In Southeast Asia, where malaria remains widespread, roughly 1 in 3 malaria medications is considered counterfeit. Hamburg said that the public-private partnership that has formed around the counterfeit detection gadget will choose one more site in the developing world to study its effectiveness.

The counterfeit detection device, dubbed CD-3 by FDA officials, was developed by the agency’s Forensic Chemistry Center in Cincinnati. Emitting light waves that are absorbed differently by items with different chemical make-ups, it is designed to allow easy side-by-side comparisons of authentic drugs and pills or tablets that may look like them but contain none of the disease-fighting agent they profess to contain.

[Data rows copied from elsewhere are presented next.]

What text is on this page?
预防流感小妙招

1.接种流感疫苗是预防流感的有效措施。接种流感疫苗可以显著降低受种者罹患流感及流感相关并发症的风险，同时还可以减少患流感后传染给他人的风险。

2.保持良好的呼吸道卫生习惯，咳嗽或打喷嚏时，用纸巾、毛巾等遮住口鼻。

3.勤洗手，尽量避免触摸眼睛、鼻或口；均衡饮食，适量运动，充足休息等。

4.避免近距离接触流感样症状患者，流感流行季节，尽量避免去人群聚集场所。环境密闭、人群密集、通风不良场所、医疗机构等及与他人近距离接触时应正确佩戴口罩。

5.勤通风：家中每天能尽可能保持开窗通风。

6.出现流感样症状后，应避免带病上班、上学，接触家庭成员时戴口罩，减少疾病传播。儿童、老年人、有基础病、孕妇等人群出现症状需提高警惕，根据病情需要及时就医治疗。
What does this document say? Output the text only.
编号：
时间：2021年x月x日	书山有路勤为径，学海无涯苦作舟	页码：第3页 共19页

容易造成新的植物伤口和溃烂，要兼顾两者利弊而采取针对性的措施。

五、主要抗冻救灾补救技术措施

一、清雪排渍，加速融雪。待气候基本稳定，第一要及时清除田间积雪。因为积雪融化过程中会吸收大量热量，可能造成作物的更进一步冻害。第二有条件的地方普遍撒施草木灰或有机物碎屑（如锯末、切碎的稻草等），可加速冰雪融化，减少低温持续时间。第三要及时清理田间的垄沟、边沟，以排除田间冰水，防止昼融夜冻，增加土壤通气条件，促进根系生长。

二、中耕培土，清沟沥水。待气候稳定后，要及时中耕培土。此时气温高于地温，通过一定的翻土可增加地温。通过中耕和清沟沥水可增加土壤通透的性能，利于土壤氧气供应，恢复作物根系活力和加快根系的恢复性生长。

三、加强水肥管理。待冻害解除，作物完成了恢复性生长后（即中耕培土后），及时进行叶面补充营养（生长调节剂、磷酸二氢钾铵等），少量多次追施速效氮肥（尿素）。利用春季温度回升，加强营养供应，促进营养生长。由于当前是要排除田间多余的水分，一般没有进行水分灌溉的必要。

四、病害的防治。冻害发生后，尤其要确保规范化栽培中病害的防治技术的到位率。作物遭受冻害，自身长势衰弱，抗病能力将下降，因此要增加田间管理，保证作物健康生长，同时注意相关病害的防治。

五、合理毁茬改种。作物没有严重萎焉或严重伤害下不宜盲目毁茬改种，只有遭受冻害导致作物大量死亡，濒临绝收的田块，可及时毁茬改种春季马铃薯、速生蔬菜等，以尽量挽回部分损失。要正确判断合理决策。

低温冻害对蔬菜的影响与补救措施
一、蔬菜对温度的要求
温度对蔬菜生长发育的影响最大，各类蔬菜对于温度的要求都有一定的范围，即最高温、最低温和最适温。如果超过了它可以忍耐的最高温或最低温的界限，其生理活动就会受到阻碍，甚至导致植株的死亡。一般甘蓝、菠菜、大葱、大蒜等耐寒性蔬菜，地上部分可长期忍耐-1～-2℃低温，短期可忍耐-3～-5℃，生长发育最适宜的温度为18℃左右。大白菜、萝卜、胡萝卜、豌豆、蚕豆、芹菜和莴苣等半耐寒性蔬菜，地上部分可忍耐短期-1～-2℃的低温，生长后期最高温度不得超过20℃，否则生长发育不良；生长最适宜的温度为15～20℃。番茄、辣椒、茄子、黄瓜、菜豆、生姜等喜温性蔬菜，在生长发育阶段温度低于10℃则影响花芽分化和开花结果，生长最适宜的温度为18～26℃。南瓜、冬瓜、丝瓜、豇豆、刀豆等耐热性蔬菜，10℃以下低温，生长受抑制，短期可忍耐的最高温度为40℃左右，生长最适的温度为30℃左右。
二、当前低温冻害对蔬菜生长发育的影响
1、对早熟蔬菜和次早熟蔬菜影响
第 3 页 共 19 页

One question that early tests will explore is how effectively the device can distinguish between legitimate medications and substandard copycats, said Hamburg.

In malaria, the cost of counterfeiting goes beyond the illness and the death of hundreds of thousands of people, most of them women and children. While the prevalence of malaria throughout the developing world has been declining, the widespread use of drugs that are useless against the malaria parasite has helped foster resistance to existing drugs, making eradication efforts more difficult.

If the devices are found effective, and can be mass-produced inexpensively, they could put a dent in a profitable worldwide business in counterfeit drugs. In the United States, the FDA has found evidence of counterfeit cancer drugs, antidepressants and erectile dysfunction drugs, as well as weight-loss medications and heart drugs.